(Britanie Arroyo/GEC)
(Britanie Arroyo/GEC)

¿Podemos pensar en el 28 de julio en medio de cientos de compatriotas enmascarados, adoloridos, donde cada día la muerte ronda ante un microscópico organismo que pulula en el aliento y respiración de los peruanos? Estamos cerca de recibir nuestro día patrio en condiciones no vividas desde tiempos de guerras.

Estamos por emprender el año del bicentenario, cuyo horizonte podemos intuir pero no sabemos en qué condiciones llegaremos. Lo que busco es una reflexión de lo que somos capaces de hacer los peruanos con nuestros lados heroicos, pero también los que arrastramos con cadenas. La proclamación de la independencia, el día en que San Martín nos dijo a los peruanos que seríamos libres por la “voluntad general de los pueblos”, fue una fecha simbólica dentro de un proceso que duró décadas. Fue aquel instante que perenniza la decisión de romper con un imperio, como asegura la historiadora Carmen McEvoy. Sin embargo, la gesta de “personajes de libro” que eran tan humanos como cada uno de nosotros fue profunda, arriesgada, de lucha de poderes, traiciones y aprendizajes. Desde la rebelión de Túpac Amaru, en 1780, pasando por la proclamación del acta de independencia en 1821, las batallas de Junín y Ayacucho en 1824 y la capitulación en el Callao en 1826, pasaron muchos hombres y mujeres, mucha sangre y sacrificios que valieron un Perú.

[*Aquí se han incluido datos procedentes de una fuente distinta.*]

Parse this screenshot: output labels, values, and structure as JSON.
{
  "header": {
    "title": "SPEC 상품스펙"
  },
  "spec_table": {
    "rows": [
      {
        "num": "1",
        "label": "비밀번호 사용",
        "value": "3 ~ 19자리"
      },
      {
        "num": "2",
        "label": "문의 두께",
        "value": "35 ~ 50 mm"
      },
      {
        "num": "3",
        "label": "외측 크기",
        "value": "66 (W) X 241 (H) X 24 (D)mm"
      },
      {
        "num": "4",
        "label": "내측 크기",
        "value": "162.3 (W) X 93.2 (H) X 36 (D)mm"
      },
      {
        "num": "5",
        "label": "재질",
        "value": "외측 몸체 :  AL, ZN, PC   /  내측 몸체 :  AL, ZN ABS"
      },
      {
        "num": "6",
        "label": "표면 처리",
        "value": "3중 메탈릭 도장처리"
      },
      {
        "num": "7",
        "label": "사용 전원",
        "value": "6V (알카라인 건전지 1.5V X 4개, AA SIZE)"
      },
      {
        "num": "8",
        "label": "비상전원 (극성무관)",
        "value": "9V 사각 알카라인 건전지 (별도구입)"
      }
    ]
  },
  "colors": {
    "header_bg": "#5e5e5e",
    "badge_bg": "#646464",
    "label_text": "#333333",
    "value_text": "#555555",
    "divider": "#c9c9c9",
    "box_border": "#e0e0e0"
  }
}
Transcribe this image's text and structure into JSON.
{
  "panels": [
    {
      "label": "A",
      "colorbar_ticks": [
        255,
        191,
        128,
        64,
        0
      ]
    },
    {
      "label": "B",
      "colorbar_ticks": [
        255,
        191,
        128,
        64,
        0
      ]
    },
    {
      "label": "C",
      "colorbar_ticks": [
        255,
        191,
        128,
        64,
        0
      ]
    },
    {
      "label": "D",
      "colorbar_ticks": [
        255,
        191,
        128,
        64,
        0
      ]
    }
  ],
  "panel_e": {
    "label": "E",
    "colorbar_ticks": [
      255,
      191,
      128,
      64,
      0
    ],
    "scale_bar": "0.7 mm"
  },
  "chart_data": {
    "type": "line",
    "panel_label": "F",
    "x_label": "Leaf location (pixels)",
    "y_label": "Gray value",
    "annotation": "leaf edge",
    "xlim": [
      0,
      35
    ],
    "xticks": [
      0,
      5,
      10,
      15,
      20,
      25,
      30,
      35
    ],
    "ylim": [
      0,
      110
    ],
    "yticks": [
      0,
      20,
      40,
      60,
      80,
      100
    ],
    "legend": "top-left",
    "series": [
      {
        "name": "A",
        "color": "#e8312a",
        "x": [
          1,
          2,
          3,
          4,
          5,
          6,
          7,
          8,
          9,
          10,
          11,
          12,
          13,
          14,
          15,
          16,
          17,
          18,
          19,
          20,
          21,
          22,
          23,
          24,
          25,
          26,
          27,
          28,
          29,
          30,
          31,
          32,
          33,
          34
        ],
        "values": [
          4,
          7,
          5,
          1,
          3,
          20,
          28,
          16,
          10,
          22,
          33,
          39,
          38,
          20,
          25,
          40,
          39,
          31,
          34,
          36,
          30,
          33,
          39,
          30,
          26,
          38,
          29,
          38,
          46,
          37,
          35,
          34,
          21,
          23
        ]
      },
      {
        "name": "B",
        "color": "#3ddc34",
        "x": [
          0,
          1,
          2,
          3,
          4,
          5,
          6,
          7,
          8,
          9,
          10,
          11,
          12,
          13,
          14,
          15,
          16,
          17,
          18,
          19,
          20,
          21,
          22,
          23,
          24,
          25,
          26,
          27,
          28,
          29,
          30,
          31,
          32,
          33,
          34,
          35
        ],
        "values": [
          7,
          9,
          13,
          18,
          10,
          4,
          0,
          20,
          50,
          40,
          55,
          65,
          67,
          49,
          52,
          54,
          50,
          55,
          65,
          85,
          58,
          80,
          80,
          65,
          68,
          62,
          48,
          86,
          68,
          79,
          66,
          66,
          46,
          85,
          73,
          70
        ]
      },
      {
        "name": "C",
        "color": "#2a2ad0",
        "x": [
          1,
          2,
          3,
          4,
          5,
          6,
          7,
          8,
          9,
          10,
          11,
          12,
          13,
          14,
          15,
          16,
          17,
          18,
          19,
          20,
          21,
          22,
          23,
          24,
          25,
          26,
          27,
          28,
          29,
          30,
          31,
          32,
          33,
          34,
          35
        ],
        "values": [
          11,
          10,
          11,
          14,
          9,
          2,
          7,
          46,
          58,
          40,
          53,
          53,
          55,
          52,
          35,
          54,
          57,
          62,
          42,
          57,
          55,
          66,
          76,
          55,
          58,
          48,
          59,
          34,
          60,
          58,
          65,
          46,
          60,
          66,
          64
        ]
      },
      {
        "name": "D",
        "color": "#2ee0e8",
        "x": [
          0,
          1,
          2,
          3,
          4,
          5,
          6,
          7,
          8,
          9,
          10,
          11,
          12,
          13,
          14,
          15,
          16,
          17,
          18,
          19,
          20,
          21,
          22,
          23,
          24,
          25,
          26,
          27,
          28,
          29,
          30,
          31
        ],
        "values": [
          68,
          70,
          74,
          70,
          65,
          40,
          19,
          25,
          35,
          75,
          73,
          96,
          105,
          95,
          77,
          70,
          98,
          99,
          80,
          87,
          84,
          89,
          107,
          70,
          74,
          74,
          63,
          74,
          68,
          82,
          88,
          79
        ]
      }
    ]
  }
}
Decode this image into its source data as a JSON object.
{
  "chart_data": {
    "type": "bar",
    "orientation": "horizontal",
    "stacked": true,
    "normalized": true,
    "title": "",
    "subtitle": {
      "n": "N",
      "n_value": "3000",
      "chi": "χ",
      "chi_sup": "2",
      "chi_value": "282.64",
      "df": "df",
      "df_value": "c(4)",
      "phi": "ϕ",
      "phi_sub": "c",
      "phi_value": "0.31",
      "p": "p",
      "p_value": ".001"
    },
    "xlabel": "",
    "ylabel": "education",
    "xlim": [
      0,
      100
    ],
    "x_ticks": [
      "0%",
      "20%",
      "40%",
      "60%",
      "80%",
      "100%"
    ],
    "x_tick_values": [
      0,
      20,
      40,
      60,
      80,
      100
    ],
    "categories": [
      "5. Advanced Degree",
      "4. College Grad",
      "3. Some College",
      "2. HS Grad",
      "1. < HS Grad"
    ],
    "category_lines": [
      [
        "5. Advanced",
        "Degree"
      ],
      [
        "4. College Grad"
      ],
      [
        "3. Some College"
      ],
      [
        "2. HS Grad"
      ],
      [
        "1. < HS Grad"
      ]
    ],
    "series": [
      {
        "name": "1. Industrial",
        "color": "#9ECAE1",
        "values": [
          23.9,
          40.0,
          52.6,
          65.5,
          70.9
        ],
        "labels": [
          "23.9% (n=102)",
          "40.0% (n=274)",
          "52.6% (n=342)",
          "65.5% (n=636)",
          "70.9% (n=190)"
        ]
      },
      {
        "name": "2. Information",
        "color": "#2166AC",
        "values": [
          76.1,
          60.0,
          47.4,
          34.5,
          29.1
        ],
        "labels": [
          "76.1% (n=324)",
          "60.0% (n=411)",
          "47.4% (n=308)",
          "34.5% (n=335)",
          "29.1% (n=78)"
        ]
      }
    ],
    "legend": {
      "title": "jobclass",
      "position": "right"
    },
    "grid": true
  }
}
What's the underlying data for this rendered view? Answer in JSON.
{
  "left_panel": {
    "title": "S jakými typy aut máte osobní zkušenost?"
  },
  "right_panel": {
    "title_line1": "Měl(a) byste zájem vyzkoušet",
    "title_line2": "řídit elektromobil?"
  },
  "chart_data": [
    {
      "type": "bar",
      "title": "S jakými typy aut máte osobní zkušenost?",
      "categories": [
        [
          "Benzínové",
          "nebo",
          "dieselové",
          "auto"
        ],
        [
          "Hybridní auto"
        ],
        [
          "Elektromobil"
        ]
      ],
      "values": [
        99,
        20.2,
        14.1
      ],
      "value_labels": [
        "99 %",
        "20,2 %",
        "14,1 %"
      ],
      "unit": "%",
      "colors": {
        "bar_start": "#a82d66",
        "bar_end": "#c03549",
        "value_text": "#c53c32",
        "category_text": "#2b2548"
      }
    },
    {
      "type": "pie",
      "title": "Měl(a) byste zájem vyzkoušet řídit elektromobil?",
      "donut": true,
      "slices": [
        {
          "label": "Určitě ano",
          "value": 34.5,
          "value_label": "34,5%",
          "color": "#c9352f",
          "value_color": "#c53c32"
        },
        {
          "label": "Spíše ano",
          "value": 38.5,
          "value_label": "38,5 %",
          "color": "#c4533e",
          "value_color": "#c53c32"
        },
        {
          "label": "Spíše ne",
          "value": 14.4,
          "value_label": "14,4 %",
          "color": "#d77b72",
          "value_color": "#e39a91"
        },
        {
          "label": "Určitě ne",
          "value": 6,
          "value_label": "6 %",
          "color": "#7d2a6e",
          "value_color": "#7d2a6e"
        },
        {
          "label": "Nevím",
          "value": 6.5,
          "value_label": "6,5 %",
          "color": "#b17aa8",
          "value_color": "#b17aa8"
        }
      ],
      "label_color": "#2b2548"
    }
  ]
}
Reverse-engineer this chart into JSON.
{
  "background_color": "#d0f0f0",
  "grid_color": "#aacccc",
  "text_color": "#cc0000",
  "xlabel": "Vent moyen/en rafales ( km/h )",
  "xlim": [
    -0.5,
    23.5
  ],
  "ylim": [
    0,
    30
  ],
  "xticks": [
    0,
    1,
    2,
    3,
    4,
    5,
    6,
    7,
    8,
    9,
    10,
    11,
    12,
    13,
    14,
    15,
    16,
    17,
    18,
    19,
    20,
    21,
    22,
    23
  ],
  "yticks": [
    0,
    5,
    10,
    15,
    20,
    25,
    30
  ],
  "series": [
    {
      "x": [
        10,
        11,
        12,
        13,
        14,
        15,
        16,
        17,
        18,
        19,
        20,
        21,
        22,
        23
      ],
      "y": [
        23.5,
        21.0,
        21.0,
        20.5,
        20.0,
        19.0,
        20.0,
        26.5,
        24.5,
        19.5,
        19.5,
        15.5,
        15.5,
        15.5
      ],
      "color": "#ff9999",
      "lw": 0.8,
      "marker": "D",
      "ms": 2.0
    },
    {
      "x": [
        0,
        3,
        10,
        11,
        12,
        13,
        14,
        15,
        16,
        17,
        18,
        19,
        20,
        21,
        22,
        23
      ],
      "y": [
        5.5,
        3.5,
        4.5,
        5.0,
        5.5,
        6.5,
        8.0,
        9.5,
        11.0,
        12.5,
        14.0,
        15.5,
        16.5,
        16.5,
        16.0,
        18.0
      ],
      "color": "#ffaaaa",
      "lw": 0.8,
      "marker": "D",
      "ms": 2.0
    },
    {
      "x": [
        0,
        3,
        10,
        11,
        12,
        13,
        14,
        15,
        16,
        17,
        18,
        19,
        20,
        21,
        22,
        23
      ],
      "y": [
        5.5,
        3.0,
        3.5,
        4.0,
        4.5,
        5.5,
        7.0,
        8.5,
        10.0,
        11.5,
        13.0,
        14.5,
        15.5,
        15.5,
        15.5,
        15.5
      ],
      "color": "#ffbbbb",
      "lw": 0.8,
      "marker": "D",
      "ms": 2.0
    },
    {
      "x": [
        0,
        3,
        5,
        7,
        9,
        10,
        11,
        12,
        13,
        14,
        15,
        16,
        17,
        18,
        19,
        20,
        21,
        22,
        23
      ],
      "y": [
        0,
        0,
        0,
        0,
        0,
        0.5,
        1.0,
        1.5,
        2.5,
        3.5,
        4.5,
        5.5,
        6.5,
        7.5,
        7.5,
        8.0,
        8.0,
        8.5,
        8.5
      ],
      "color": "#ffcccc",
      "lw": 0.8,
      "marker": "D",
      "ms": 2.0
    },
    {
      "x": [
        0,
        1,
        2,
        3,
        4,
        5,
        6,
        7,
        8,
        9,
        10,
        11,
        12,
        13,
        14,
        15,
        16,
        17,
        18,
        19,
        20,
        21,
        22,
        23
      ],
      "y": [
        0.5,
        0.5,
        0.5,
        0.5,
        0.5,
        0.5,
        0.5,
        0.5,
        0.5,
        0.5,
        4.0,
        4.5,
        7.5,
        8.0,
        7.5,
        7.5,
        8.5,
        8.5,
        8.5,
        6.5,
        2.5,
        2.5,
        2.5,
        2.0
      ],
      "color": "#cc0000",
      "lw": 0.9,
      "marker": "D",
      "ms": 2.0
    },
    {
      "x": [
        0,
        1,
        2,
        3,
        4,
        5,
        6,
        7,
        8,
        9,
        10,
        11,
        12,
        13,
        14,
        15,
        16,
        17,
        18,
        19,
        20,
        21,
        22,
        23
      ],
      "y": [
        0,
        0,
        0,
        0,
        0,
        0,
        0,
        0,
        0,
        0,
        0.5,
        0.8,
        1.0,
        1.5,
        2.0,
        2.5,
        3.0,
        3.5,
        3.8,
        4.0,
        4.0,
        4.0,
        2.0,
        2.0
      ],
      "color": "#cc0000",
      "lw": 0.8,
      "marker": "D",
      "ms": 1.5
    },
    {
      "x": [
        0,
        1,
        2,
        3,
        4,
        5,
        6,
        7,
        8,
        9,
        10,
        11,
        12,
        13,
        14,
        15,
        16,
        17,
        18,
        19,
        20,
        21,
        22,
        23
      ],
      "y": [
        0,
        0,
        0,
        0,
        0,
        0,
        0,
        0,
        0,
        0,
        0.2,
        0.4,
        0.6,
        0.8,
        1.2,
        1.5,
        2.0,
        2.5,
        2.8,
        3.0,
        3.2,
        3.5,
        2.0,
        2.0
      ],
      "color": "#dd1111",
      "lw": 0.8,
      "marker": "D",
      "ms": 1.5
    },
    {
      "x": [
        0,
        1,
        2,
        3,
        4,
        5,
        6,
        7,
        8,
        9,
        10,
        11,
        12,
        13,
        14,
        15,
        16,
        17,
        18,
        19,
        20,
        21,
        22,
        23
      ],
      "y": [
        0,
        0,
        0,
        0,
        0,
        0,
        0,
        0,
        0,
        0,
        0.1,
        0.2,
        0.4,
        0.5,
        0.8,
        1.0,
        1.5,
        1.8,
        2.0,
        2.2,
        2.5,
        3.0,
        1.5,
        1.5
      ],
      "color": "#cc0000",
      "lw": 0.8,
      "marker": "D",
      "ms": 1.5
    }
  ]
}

A casi 200 años de república, los desafíos, que el virus ha desnudado sin piedad, siguen siendo los mismos enemigos: precariedad, desorden institucional, corrupción y tentación anárquica (informalidad). Debemos estar seguros de que hemos avanzado, pero hay cosas irresueltas que generan este “nudo histórico” que no nos permite sacudirnos. Debemos explorar nuestra propia oscuridad. Somos lo bueno y lo malo. Primero hay que aceptarlo y después enfrentarlo como nación.

Pese a todo, saldremos de esta. ¡Feliz 28!